Forte hausse des retards depaiement
Le ralentissement de la locomotive mondiale - avec une croissance estimée cette année à 4,6% par le FMI- accentue l’endettement des entreprises et augmente le risque de défauts. Les banques régionales subissent de plein fouet la crise du secteur immobilier - marquée par la débâcle retentissante du promoteur géant Evergrande. La dernière étude sur l’Asie de Coface, publiée en juin, constate une dégradation en Chine : 62% des entreprises ont ainsi signalé des retards de paiement sur 2023, contre 40% en 2022.
Soucieux d’éviter un krach bancaire généralisé, le gouvernement et les régulateurs orchestrent des consolidations. Illustration emblématique dans la province du Henan, où les banques rurales ont connu une crise de liquidités et des fraudes jusqu’à provoquer des mouvements de protestation et contraindre les autorités locales et la banque centrale (BPC) à rembourser les déposants. Une banque plus importante a donc été créée, en septembre 2023, et l’opération vient d’être réitérée dans le Liaoning. La BPC a également identifié des fragilités dans les provinces du Zhejiang, du Shanxi, du Guangxi, du Hainan et du Sichuan. Autre stratégie, des obligations peuvent être émises par les gouvernements régionaux - cela a été le cas dans le Henan- pour recapitaliser les banques.
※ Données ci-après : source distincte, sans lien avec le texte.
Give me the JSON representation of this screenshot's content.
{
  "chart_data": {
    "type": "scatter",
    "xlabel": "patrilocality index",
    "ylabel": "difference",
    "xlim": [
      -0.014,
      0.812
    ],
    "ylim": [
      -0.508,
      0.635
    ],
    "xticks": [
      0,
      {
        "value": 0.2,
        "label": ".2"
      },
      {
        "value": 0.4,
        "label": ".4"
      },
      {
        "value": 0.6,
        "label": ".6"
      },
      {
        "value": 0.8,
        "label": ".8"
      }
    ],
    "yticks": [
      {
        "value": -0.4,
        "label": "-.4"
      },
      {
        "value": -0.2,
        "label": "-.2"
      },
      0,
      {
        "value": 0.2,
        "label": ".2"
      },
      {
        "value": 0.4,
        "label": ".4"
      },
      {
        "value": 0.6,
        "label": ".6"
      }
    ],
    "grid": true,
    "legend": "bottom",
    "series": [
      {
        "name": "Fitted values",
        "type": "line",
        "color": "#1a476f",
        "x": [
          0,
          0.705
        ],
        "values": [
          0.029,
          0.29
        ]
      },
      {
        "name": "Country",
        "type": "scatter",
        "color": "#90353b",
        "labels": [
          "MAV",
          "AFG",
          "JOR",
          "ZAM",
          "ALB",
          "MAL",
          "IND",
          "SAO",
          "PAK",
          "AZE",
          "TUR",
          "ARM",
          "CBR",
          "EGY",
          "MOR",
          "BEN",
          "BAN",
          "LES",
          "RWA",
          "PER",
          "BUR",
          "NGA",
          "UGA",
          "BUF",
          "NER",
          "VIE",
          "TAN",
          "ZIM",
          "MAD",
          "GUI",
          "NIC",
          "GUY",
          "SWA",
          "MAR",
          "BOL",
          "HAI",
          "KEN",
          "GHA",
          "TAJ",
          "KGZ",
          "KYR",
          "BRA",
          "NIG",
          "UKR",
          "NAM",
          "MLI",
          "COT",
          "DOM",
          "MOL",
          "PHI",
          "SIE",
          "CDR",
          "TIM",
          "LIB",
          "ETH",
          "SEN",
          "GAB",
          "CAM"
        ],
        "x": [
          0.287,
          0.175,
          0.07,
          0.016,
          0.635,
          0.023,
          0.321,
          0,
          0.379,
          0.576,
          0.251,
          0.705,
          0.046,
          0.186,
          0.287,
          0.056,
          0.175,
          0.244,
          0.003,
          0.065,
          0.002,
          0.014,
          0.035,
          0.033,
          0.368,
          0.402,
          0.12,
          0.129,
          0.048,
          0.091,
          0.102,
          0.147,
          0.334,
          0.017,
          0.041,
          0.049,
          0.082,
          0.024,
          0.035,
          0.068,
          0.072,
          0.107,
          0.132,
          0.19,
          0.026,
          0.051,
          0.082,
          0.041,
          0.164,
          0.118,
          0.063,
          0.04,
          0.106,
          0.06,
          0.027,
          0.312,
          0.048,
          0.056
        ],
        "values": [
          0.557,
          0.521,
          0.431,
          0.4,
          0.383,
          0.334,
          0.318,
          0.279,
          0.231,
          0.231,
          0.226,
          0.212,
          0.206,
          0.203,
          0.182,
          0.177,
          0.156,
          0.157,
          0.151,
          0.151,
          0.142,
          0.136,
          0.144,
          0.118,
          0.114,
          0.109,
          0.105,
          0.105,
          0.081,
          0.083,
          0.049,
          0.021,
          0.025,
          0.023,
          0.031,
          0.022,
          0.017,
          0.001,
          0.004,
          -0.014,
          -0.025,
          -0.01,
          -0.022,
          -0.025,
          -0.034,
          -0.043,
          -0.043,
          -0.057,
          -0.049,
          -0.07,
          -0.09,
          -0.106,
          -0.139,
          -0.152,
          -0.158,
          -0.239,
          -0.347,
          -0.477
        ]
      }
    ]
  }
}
«Cela fait plusieurs années que les autorités nettoient le secteur bancaire. Soit elles laissent faire faillite les petites structures quand il n’y a pas d’impact majeur, soit elles créent des mini-mastodontes locaux pour les absorber», explicite Christopher Dembik. À la différence de l’Europe, complète-t-il, la Chine n’a pas su créer des «bad banks»pour isoler les mauvaises créances. «C’est qu’ils n’ont pas une vision très claire de la situation de ces banques régionales, imbriquées aussi au “shadow banking” (institutions financières nonbancaires) dontil est difficile d’avoir une estimation.»
L’économiste souligne une réglementation différente, moins exigeante pour les banques régionales. Alors que celle s’appliquant sur les grandes banques va plus loin que la réglementation internationale dite de Bâle III. «Les autorités ont ainsi créé une muraille pour éviter une crise systémique», note l’expert de Pictet. L’agence S&P a estimé que l’assainissement bancaire chinois pourrait prendre jusqu’à cinq ans. Le ralentissement pousse cependant Pékin à être plus vigilant. S’il n’est pas ressorti de stratégie économique forte du plénum, réunion plénière de mi-juillet du Comité central qui était pourtant très attendue, les autorités ont exprimé la volonté d’assainir le système immobilier et financier. «Des faillites bancaires régionales à répétition pourraient être source de tensions sociales, ce que veut absolument éviter le gouvernement», pointe John Plassart. Rappelant que lorsque, fin 2022, des manifestations et des heurts sont survenus dans la plus grande usine d’iPhone au monde, à Zhengzhou, dans la province du Henan, le gouvernement a immédiatement mis un terme au Covidzéro.
L’emballement d’une crise financière est avant tout corrélé au rythme de la croissance. Au risque, en cas d’affaiblissement marqué de l’activité économique, d’enclencher une spirale négative : hausse du chômage, envolée des dettes, faillites bancaires… Pékin devra réagir.